Abstract

Introduction. Previous studies have provided inconsistent evidence that chronic exposure to opioid drugs, including heroin and methadone, may be associated with impairments in executive neuropsychological functioning, specifically cognitive impulsivity. Methods. Participants with validated histories of illicit heroin use (n = 24), former heroin users stabilised on prescribed methadone maintenance treatment (MMT) (n = 29), licit opioid prescriptions for chronic pain without history of abuse or dependence (n = 28) and healthy controls (n = 28) were recruited and tested on measures of cognitive impulsivity, motor impulsivity and non-planning impulsivity. Results.

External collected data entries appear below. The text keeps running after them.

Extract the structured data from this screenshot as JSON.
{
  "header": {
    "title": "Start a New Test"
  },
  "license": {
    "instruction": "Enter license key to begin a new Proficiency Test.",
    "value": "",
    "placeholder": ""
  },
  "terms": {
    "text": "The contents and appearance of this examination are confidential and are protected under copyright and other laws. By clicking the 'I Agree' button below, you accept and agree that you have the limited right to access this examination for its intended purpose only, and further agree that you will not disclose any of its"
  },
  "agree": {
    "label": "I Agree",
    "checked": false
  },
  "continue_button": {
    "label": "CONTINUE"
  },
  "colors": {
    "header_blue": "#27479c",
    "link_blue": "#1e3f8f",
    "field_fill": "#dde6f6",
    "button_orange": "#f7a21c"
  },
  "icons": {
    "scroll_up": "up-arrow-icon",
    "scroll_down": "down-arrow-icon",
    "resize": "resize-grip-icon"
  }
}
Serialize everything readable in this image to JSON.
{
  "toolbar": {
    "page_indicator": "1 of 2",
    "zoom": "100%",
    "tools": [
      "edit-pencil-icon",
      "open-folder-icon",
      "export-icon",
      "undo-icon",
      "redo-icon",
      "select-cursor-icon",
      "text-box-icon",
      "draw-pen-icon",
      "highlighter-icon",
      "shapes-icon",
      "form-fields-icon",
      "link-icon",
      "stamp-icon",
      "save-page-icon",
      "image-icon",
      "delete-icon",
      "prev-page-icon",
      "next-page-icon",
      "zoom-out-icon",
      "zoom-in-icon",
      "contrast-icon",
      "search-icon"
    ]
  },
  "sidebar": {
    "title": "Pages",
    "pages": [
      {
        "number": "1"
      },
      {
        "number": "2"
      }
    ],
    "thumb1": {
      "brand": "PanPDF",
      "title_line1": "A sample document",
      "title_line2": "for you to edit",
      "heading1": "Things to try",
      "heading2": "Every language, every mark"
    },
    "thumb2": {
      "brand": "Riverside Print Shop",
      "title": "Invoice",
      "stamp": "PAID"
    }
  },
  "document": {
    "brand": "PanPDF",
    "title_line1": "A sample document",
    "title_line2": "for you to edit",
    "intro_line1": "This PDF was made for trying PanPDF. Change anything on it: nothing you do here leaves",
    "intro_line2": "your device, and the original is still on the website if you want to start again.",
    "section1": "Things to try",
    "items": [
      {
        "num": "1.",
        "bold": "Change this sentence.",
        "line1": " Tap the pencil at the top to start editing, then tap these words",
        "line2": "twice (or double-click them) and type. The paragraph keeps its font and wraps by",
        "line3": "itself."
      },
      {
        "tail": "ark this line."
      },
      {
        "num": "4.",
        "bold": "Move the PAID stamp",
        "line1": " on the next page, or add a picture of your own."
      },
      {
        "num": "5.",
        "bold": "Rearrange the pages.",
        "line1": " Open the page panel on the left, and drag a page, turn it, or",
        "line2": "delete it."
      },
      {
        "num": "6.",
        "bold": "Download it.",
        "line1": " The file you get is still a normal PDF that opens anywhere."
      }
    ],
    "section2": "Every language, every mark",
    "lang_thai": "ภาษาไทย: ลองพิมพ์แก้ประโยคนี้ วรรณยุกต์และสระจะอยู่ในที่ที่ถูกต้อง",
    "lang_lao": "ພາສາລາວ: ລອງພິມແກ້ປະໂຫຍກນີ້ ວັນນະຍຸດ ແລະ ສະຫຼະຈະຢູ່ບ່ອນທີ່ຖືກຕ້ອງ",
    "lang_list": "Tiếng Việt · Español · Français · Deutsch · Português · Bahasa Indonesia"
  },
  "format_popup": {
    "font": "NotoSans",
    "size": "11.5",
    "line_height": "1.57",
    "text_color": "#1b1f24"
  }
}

Stable illicit heroin users showed increased motor impulsivity and impaired strategic planning. Additionally, they placed higher bets earlier and risked more. MMT participants deliberated longer and placed higher bets earlier but did not risk more. Chronic opiate exposed pain participants did not differ from healthy controls on any measures on any tasks. Conclusion. These data support the hypothesis that different aspects of neuropsychological measures of impulsivity appear to be associated with exposure to different opioids and also to the syndrome of opioid dependence. This could reflect either a neurobehavioural consequence of opioid exposure, or may represent an underlying trait vulnerability to opioid dependence.